In reflecting upon my Barbie-influenced childhood, I realize that I still believe that I can face just about anything–and at this stage of my life I feel that I have faced that and more–as long as my lipstick is intact.

My mother wore Barbie-red lipstick. Revlon’s Love that Red. This is not a lipstick for the shy, nor the inexperienced. It requires the utmost care in application lest a slip of the hand create a Joker-esque grimace rather than the alluring pout. My mother was a lipstick pro. Not only could she apply her lipstick perfectly every time, but she did it without the aid of a mirror.

My mother learned her talent by necessity. She grew up in a city on Lake Michigan during World War II. There were concerns that a German U-boat could, theoretically, pass undetected through the Saint Lawrence Sea Way and into the Great Lakes. The Coast Guard outpost in my mother’s town was the last line of defense between the Germans and Chicago. The Coast Guard took this risk seriously and took the precaution of outlawing all hand mirrors including lady’s compacts, lest one be used to signal a lurking U-boat. My mother was thirteen when the U.S. entered the war and spent her adolescence under these rules. But young minds adapt to the situation and young women learned to make do with leg make, mended or remade dresses, and applying lipstick without mirrors.

My mother could put on lipstick anywhere.  She took out her ever-present tube and freshened up her lipstick in the car, at the restaurant table, and in the kitchen before my father came home from work. Even after my mom had lost her supermom status in my eyes, as I grew older and came to realize that she could not fix everything in my life, she still retained her lipstick mystique.

When I was cleaning out her house after moving her to an assisted living apartment, I counted fifteen tubes of Love that Red, most of them unopened, in every make up kit, in every drawer. Waiting. For her. To find them. Even when her memory betrays her and she can’t find anything else her lipstick will not let her down.

I grew up in an era that did not value red lips. Ironically, for all of us who had received our first makeup lesson from a Barbie doll, we favored Mary Quant and Twiggy: dark mascara, light brows and pearlescent-pink lips.

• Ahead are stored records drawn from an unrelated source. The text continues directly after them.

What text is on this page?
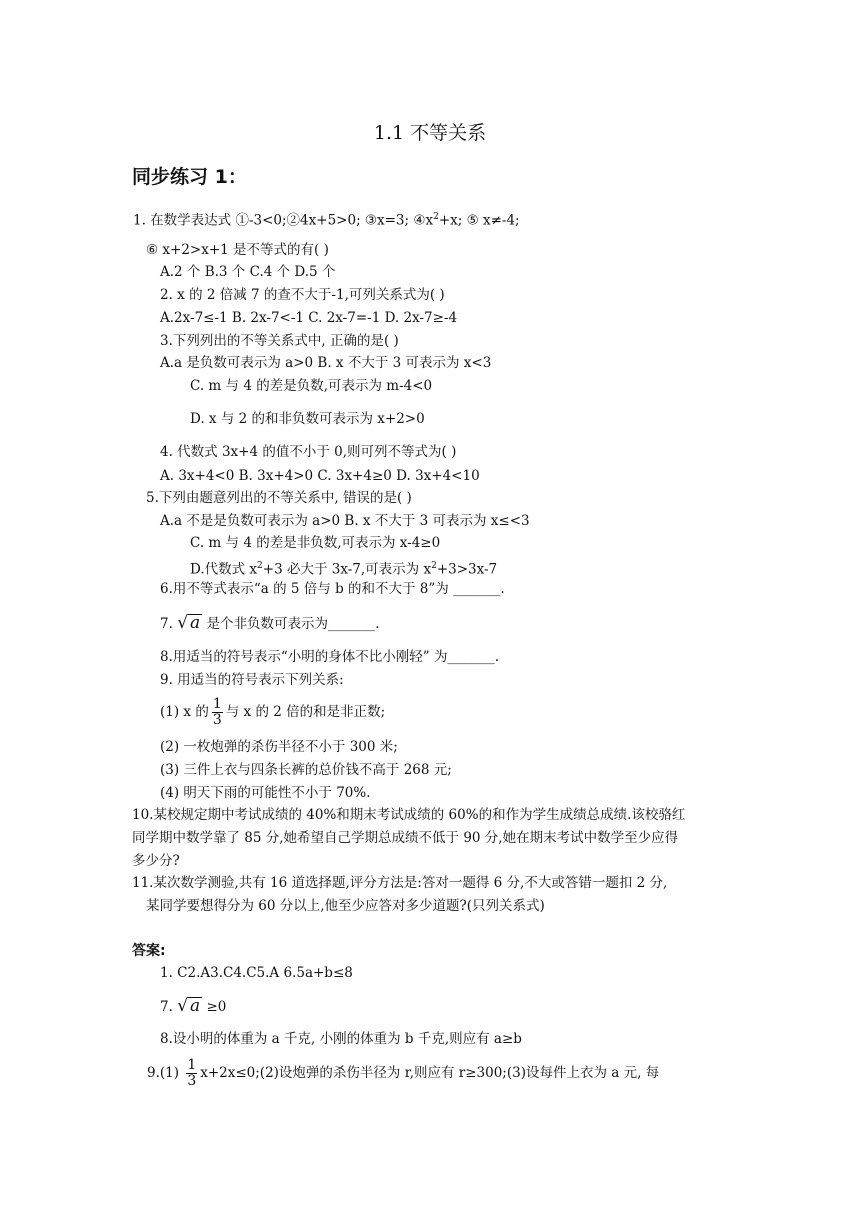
1.1 不等关系
同步练习 1：
1. 在数学表达式 ①-3<0;②4x+5>0; ③x=3; $④x^2+x$; ⑤ x≠-4;
⑥ x+2>x+1 是不等式的有( )
A.2 个 B.3 个 C.4 个 D.5 个
2. x 的 2 倍减 7 的查不大于-1,可列关系式为( )
A.2x-7≤-1 B. 2x-7<-1 C. 2x-7=-1 D. 2x-7≥-4
3.下列列出的不等关系式中, 正确的是( )
A.a 是负数可表示为 a>0 B. x 不大于 3 可表示为 x<3
C. m 与 4 的差是负数,可表示为 m-4<0
D. x 与 2 的和非负数可表示为 x+2>0
4. 代数式 3x+4 的值不小于 0,则可列不等式为( )
A. 3x+4<0 B. 3x+4>0 C. 3x+4≥0 D. 3x+4<10
5.下列由题意列出的不等关系中, 错误的是( )
A.a 不是是负数可表示为 a>0 B. x 不大于 3 可表示为 x≤<3
C. m 与 4 的差是非负数,可表示为 x-4≥0
D.代数式 $x^2+3$ 必大于 3x-7,可表示为 $x^2+3>3x-7$
6.用不等式表示“a 的 5 倍与 b 的和不大于 8”为 _______.
7. √ a 是个非负数可表示为_______.
8.用适当的符号表示“小明的身体不比小刚轻” 为_______.
9. 用适当的符号表示下列关系:
(1) x 的 $\frac{1}{3}$ 与 x 的 2 倍的和是非正数;
(2) 一枚炮弹的杀伤半径不小于 300 米;
(3) 三件上衣与四条长裤的总价钱不高于 268 元;
(4) 明天下雨的可能性不小于 70%.
10.某校规定期中考试成绩的 40%和期末考试成绩的 60%的和作为学生成绩总成绩.该校骆红
同学期中数学靠了 85 分,她希望自己学期总成绩不低于 90 分,她在期末考试中数学至少应得
多少分?
11.某次数学测验,共有 16 道选择题,评分方法是:答对一题得 6 分,不大或答错一题扣 2 分,
某同学要想得分为 60 分以上,他至少应答对多少道题?(只列关系式)
答案:
1. C2.A3.C4.C5.A 6.5a+b≤8
7. √ a ≥0
8.设小明的体重为 a 千克, 小刚的体重为 b 千克,则应有 a≥b
$9.(1) \frac{1}{3}$ x+2x≤0;(2)设炮弹的杀伤半径为 r,则应有 r≥300;(3)设每件上衣为 a 元, 每
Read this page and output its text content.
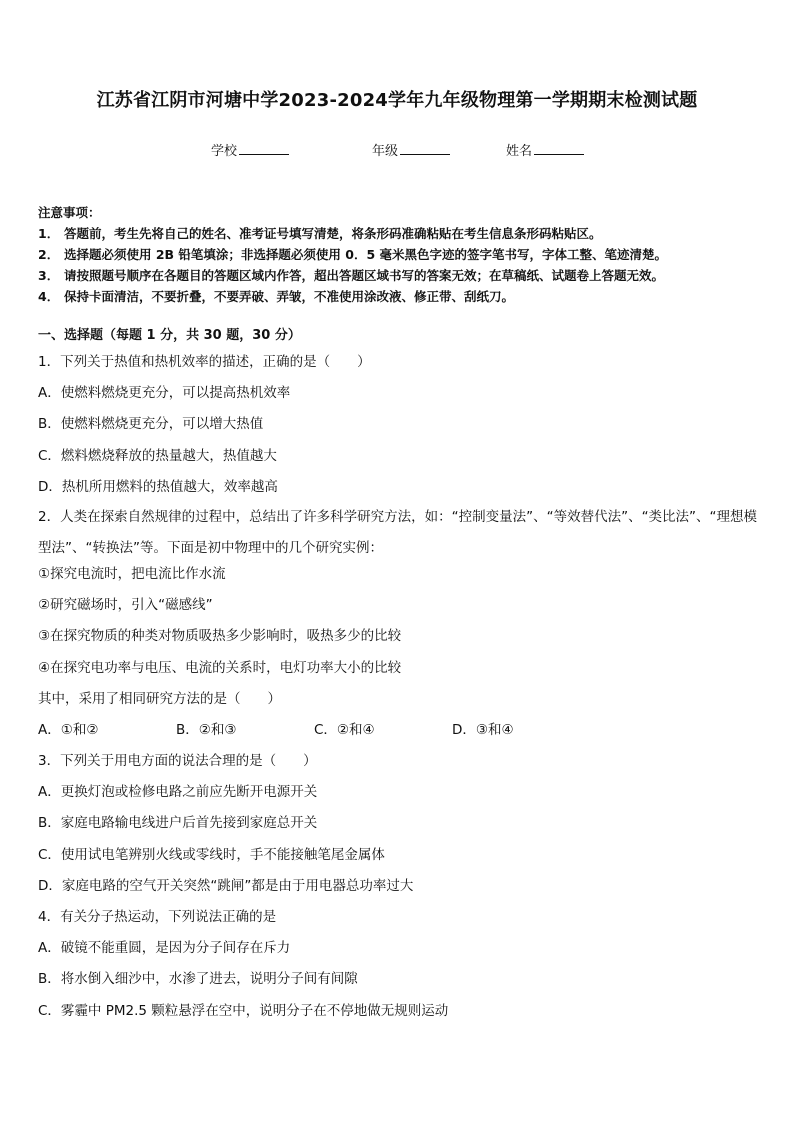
江苏省江阴市河塘中学2023-2024学年九年级物理第一学期期末检测试题
学校	年级	姓名
注意事项：
1． 答题前，考生先将自己的姓名、准考证号填写清楚，将条形码准确粘贴在考生信息条形码粘贴区。
2． 选择题必须使用 2B 铅笔填涂；非选择题必须使用 0．5 毫米黑色字迹的签字笔书写，字体工整、笔迹清楚。
3． 请按照题号顺序在各题目的答题区域内作答，超出答题区域书写的答案无效；在草稿纸、试题卷上答题无效。
4． 保持卡面清洁，不要折叠，不要弄破、弄皱，不准使用涂改液、修正带、刮纸刀。
一、选择题（每题 1 分，共 30 题，30 分）
1．下列关于热值和热机效率的描述，正确的是（　　）
A．使燃料燃烧更充分，可以提高热机效率
B．使燃料燃烧更充分，可以增大热值
C．燃料燃烧释放的热量越大，热值越大
D．热机所用燃料的热值越大，效率越高
2．人类在探索自然规律的过程中，总结出了许多科学研究方法，如：“控制变量法”、“等效替代法”、“类比法”、“理想模型法”、“转换法”等。下面是初中物理中的几个研究实例：
①探究电流时，把电流比作水流
②研究磁场时，引入“磁感线”
③在探究物质的种类对物质吸热多少影响时，吸热多少的比较
④在探究电功率与电压、电流的关系时，电灯功率大小的比较
其中，采用了相同研究方法的是（　　）
A．①和②	B．②和③	C．②和④	D．③和④
3．下列关于用电方面的说法合理的是（　　）
A．更换灯泡或检修电路之前应先断开电源开关
B．家庭电路输电线进户后首先接到家庭总开关
C．使用试电笔辨别火线或零线时，手不能接触笔尾金属体
D．家庭电路的空气开关突然“跳闸”都是由于用电器总功率过大
4．有关分子热运动，下列说法正确的是
A．破镜不能重圆，是因为分子间存在斥力
B．将水倒入细沙中，水渗了进去，说明分子间有间隙
C．雾霾中 PM2.5 颗粒悬浮在空中，说明分子在不停地做无规则运动
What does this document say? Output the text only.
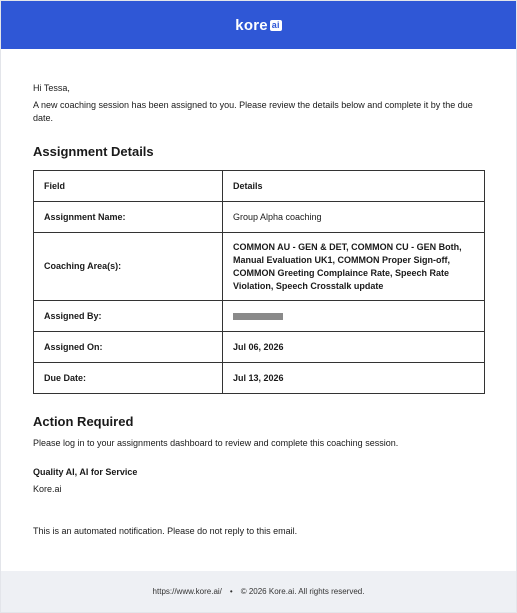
kore ai
Hi Tessa,
A new coaching session has been assigned to you. Please review the details below and complete it by the due date.
Assignment Details
Field	Details
Assignment Name:	Group Alpha coaching
Coaching Area(s):	COMMON AU - GEN & DET, COMMON CU - GEN Both, Manual Evaluation UK1, COMMON Proper Sign-off, COMMON Greeting Complaince Rate, Speech Rate Violation, Speech Crosstalk update
Assigned By:	
Assigned On:	Jul 06, 2026
Due Date:	Jul 13, 2026
Action Required
Please log in to your assignments dashboard to review and complete this coaching session.
Quality AI, AI for Service
Kore.ai
This is an automated notification. Please do not reply to this email.
https://www.kore.ai/ • © 2026 Kore.ai. All rights reserved.
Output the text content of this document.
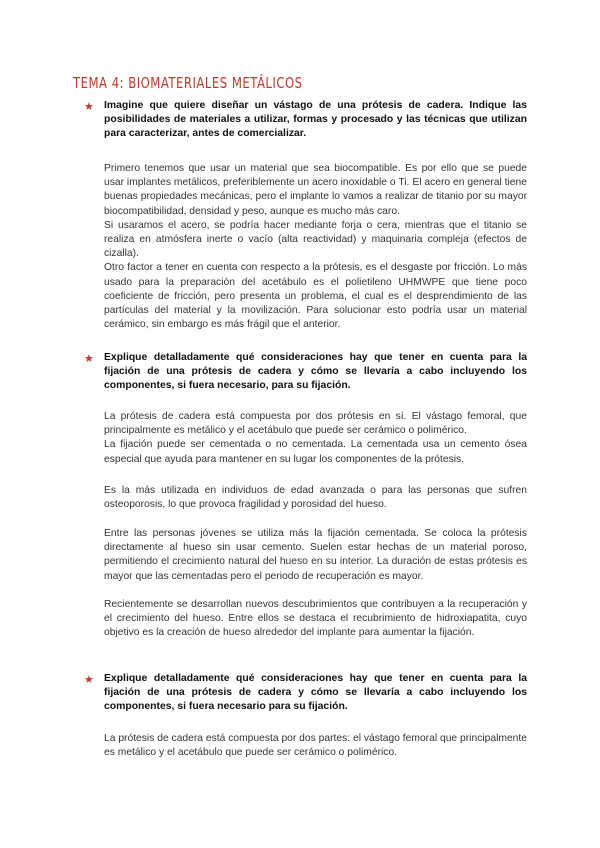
TEMA 4: BIOMATERIALES METÁLICOS
★ Imagine que quiere diseñar un vástago de una prótesis de cadera. Indique las posibilidades de materiales a utilizar, formas y procesado y las técnicas que utilizan para caracterizar, antes de comercializar.
Primero tenemos que usar un material que sea biocompatible. Es por ello que se puede usar implantes metálicos, preferiblemente un acero inoxidable o Ti. El acero en general tiene buenas propiedades mecánicas, pero el implante lo vamos a realizar de titanio por su mayor biocompatibilidad, densidad y peso, aunque es mucho más caro.
Si usaramos el acero, se podría hacer mediante forja o cera, mientras que el titanio se realiza en atmósfera inerte o vacío (alta reactividad) y maquinaria compleja (efectos de cizalla).
Otro factor a tener en cuenta con respecto a la prótesis, es el desgaste por fricción. Lo más usado para la preparación del acetábulo es el polietileno UHMWPE que tiene poco coeficiente de fricción, pero presenta un problema, el cual es el desprendimiento de las partículas del material y la movilización. Para solucionar esto podría usar un material cerámico, sin embargo es más frágil que el anterior.
★ Explique detalladamente qué consideraciones hay que tener en cuenta para la fijación de una prótesis de cadera y cómo se llevaría a cabo incluyendo los componentes, si fuera necesario, para su fijación.
La prótesis de cadera está compuesta por dos prótesis en sí. El vástago femoral, que principalmente es metálico y el acetábulo que puede ser cerámico o polimérico.
La fijación puede ser cementada o no cementada. La cementada usa un cemento ósea especial que ayuda para mantener en su lugar los componentes de la prótesis.
Es la más utilizada en individuos de edad avanzada o para las personas que sufren osteoporosis, lo que provoca fragilidad y porosidad del hueso.
Entre las personas jóvenes se utiliza más la fijación cementada. Se coloca la prótesis directamente al hueso sin usar cemento. Suelen estar hechas de un material poroso, permitiendo el crecimiento natural del hueso en su interior. La duración de estas prótesis es mayor que las cementadas pero el periodo de recuperación es mayor.
Recientemente se desarrollan nuevos descubrimientos que contribuyen a la recuperación y el crecimiento del hueso. Entre ellos se destaca el recubrimiento de hidroxiapatita, cuyo objetivo es la creación de hueso alrededor del implante para aumentar la fijación.
★ Explique detalladamente qué consideraciones hay que tener en cuenta para la fijación de una prótesis de cadera y cómo se llevaría a cabo incluyendo los componentes, si fuera necesario para su fijación.
La prótesis de cadera está compuesta por dos partes: el vástago femoral que principalmente es metálico y el acetábulo que puede ser cerámico o polimérico.
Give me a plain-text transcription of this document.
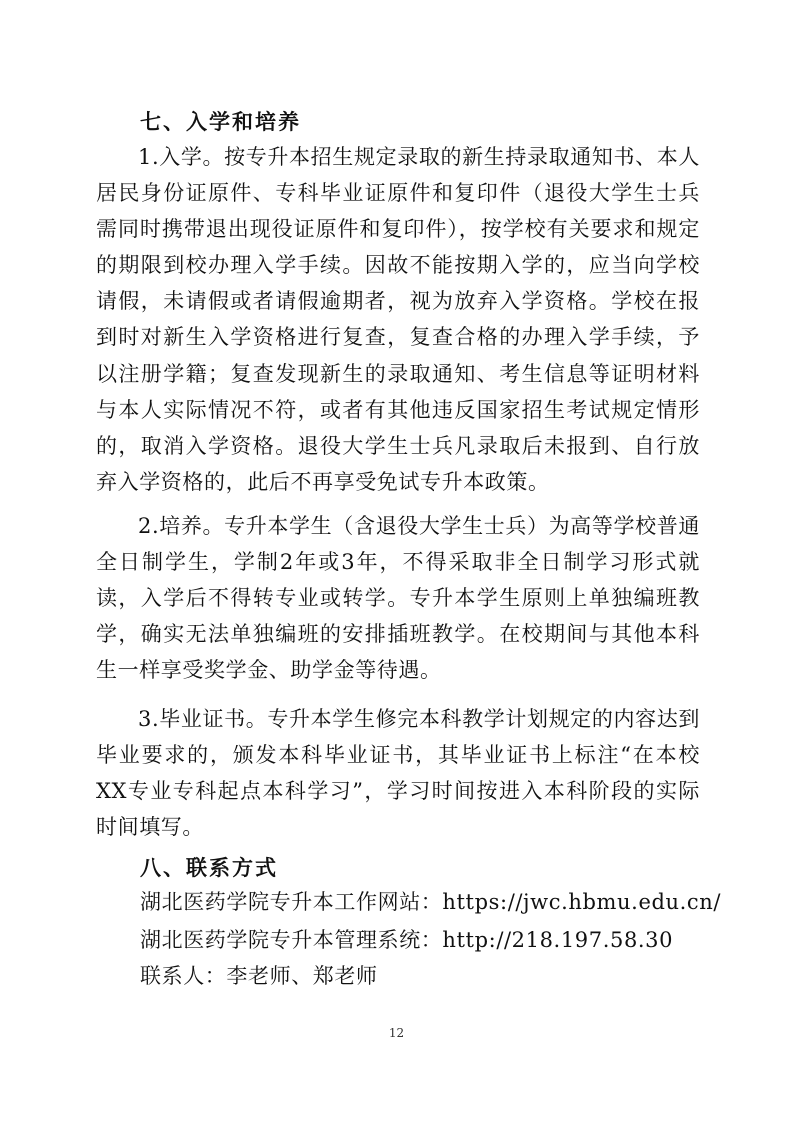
七、入学和培养

1.入学。按专升本招生规定录取的新生持录取通知书、本人居民身份证原件、专科毕业证原件和复印件（退役大学生士兵需同时携带退出现役证原件和复印件），按学校有关要求和规定的期限到校办理入学手续。因故不能按期入学的，应当向学校请假，未请假或者请假逾期者，视为放弃入学资格。学校在报到时对新生入学资格进行复查，复查合格的办理入学手续，予以注册学籍；复查发现新生的录取通知、考生信息等证明材料与本人实际情况不符，或者有其他违反国家招生考试规定情形的，取消入学资格。退役大学生士兵凡录取后未报到、自行放弃入学资格的，此后不再享受免试专升本政策。

2.培养。专升本学生（含退役大学生士兵）为高等学校普通全日制学生，学制2年或3年，不得采取非全日制学习形式就读，入学后不得转专业或转学。专升本学生原则上单独编班教学，确实无法单独编班的安排插班教学。在校期间与其他本科生一样享受奖学金、助学金等待遇。

3.毕业证书。专升本学生修完本科教学计划规定的内容达到毕业要求的，颁发本科毕业证书，其毕业证书上标注“在本校XX专业专科起点本科学习”，学习时间按进入本科阶段的实际时间填写。

八、联系方式
湖北医药学院专升本工作网站：https://jwc.hbmu.edu.cn/
湖北医药学院专升本管理系统：http://218.197.58.30
联系人：李老师、郑老师
12
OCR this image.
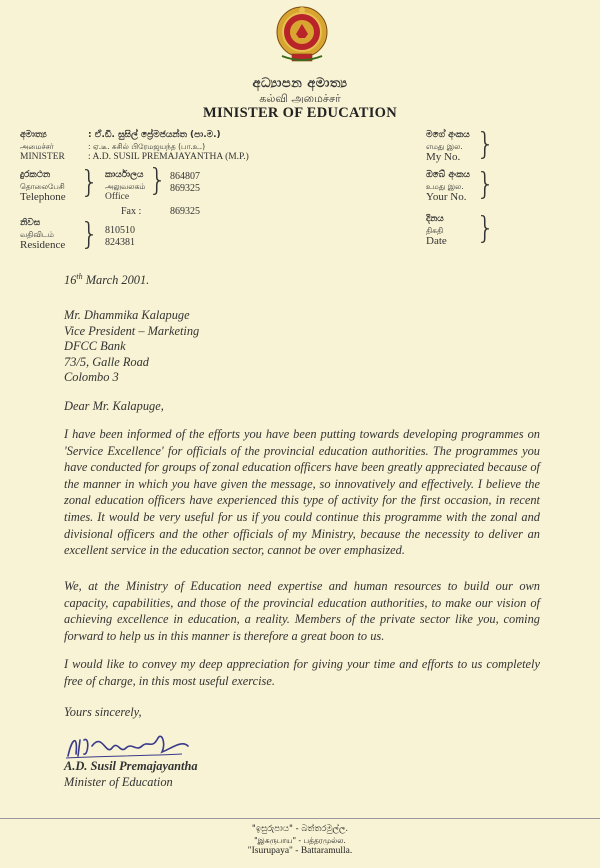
අධ්‍යාපන අමාත්‍ය
கல்வி அமைச்சர்
MINISTER OF EDUCATION
අමාත්‍ය
அமைச்சர்
MINISTER
: ඒ.ඩී. සුසිල් ප්‍රේමජයන්ත (පා.ම.)
: ஏ.டீ. சுசில் பிரேமஜயந்த (பா.உ.)
: A.D. SUSIL PREMAJAYANTHA (M.P.)
දුරකථන
தொலைபேசி
Telephone } කාර්යාලය
அலுவலகம்
Office } 864807
869325
Fax :	869325
නිවස
வதிவிடம்
Residence } 810510
824381
මගේ අංකය
எமது இல.
My No. }
ඔබේ අංකය
உமது இல.
Your No. }
දිනය
திகதி
Date }
16th March 2001.
Mr. Dhammika Kalapuge
Vice President – Marketing
DFCC Bank
73/5, Galle Road
Colombo 3
Dear Mr. Kalapuge,
I have been informed of the efforts you have been putting towards developing programmes on 'Service Excellence' for officials of the provincial education authorities. The programmes you have conducted for groups of zonal education officers have been greatly appreciated because of the manner in which you have given the message, so innovatively and effectively. I believe the zonal education officers have experienced this type of activity for the first occasion, in recent times. It would be very useful for us if you could continue this programme with the zonal and divisional officers and the other officials of my Ministry, because the necessity to deliver an excellent service in the education sector, cannot be over emphasized.
We, at the Ministry of Education need expertise and human resources to build our own capacity, capabilities, and those of the provincial education authorities, to make our vision of achieving excellence in education, a reality. Members of the private sector like you, coming forward to help us in this manner is therefore a great boon to us.
I would like to convey my deep appreciation for giving your time and efforts to us completely free of charge, in this most useful exercise.
Yours sincerely,
A.D. Susil Premajayantha
Minister of Education
"ඉසුරුපාය" - බත්තරමුල්ල.
"இசுருபாய" - பத்தரமுல்ல.
"Isurupaya" - Battaramulla.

I have experimented with different lip colors over the years: corals, plums, magenta, even purple, until I settled on a color that wasn’t too daring or remarkable, a brownish red , more of a tint really. And I have worn it for a long time. Until now.

I guess there comes a time in everyone’s life, perhaps triggered by a significant loss such as the death of a parent or unexpected death of a friend, when we do the math and realize that unless modern medicine has us all living until we are 120, we are well into the fourth-quarter of our life. When parenting our children is finished and parenting our parents begins…if we are lucky to have them around. The realization hits that there is no use holding back because there is nothing to hold back from, that this is the time, the perfect time, to be daring, to speak out, to be unreasonable in requesting that things change.

So after years of purchasing my unremarkable lipstick at a department store cosmetics counter, I went to my CVS and found the Revlon section. Love that Red. It has taken some practice to get it right. I can’t apply it without a mirror. Yet. But I wear it with pride. Brightly. Boldly. Taking the next step to right the world before I leave it. Ready to do combat with social injustice. Head held high. Lipstick intact.